De acordo com as sanções aplicáveis aos agentes públicos nos casos de enriquecimento ilícito no exercício de mandato, cargo, cargo ou função na administração pública direta, indireta ou fundacional (Lei nº 8.429/1992) e alterações, assinale a alternativa CORRETA.
- A)O mero exercício da função ou desempenho de competências públicas, sem comprovação de ato doloso com fim ilícito, não afasta a responsabilidade por ato de improbidade administrativa.
Errada, porque o mero exercício da função não gera responsabilidade por improbidade sem a demonstração de ato doloso com finalidade ilícita.
- B)Configura improbidade a ação ou omissão decorrente de divergência interpretativa da lei, baseada em jurisprudência, ainda que não pacificada, mesmo que não venha a ser posteriormente prevalecente nas decisões dos órgãos de controle ou dos tribunais do Poder Judiciário.
Errada, porque a lei afasta improbidade quando houver divergência interpretativa razoável da lei, especialmente se baseada em jurisprudência não pacificada.
- C)Os atos de improbidade não violam a probidade na organização do Estado e no exercício de suas funções e a integridade do patrimônio público e social dos Poderes Executivo, Legislativo e Judiciário, bem como da administração direta e indireta, no âmbito da União, dos Estados, dos Municípios e do Distrito Federal.
Errada, porque os atos de improbidade justamente violam a probidade, a integridade do patrimônio público e os deveres da Administração.
- D)Se houver indícios de ato de improbidade, a autoridade que conhecer dos fatos representará ao Ministério Público competente, para as providências necessárias.
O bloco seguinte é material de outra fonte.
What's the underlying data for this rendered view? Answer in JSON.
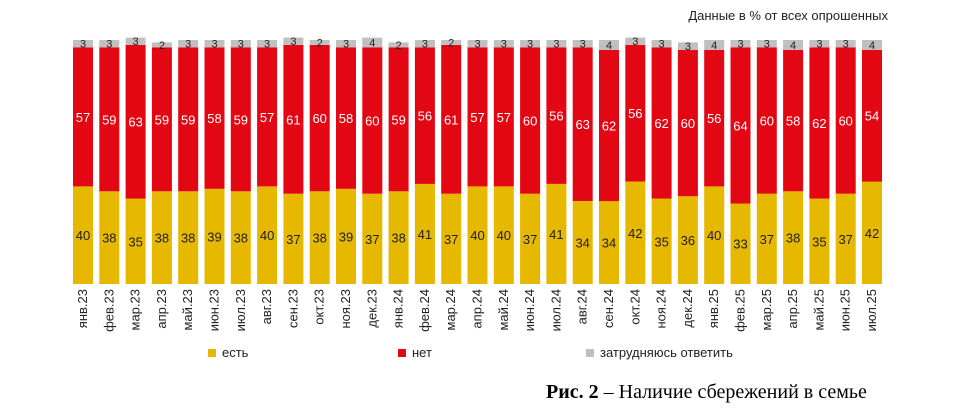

Certa, pois a autoridade que tiver conhecimento de indícios de ato de improbidade deve comunicar o Ministério Público para as providências cabíveis.
Gabarito: D
A Lei de Improbidade Administrativa (Lei 8.429/1992), após as mudanças da Lei 14.230/2021, ficou bem mais rigorosa para o acusador: em regra, não basta a irregularidade, nem o famoso "foi sem querer, querendo". Hoje, para configurar improbidade, é necessário ato doloso e tipicidade adequada, afastando a responsabilização por simples erro, divergência interpretativa razoável ou mera ilegalidade sem o elemento subjetivo exigido. No caso da questão, a banca cobra um ponto de fluxo procedimental: quando a autoridade pública toma conhecimento de indícios de ato de improbidade, deve comunicar o Ministério Público para as providências cabíveis. Essa lógica aparece no texto legal que impõe à autoridade o dever de dar ciência ao MP, justamente para permitir a apuração adequada do fato. Em prova, isso costuma vir com palavras como "indícios", "representará" ou "dará ciência". Por isso a alternativa D é a correta: ela traduz o dever de comunicação da autoridade diante de indícios de improbidade, em sintonia com a Lei 8.429/1992. As demais trazem afirmações incompatíveis com o regime atual, especialmente porque a lei passou a exigir dolo e afastar a improbidade em hipóteses de divergência interpretativa não pacificada. Resumo de bolso: improbidade não é qualquer confusão administrativa; é conduta dolosa e juridicamente enquadrável. Se aparecer indício, a autoridade não faz vista grossa: aciona o Ministério Público.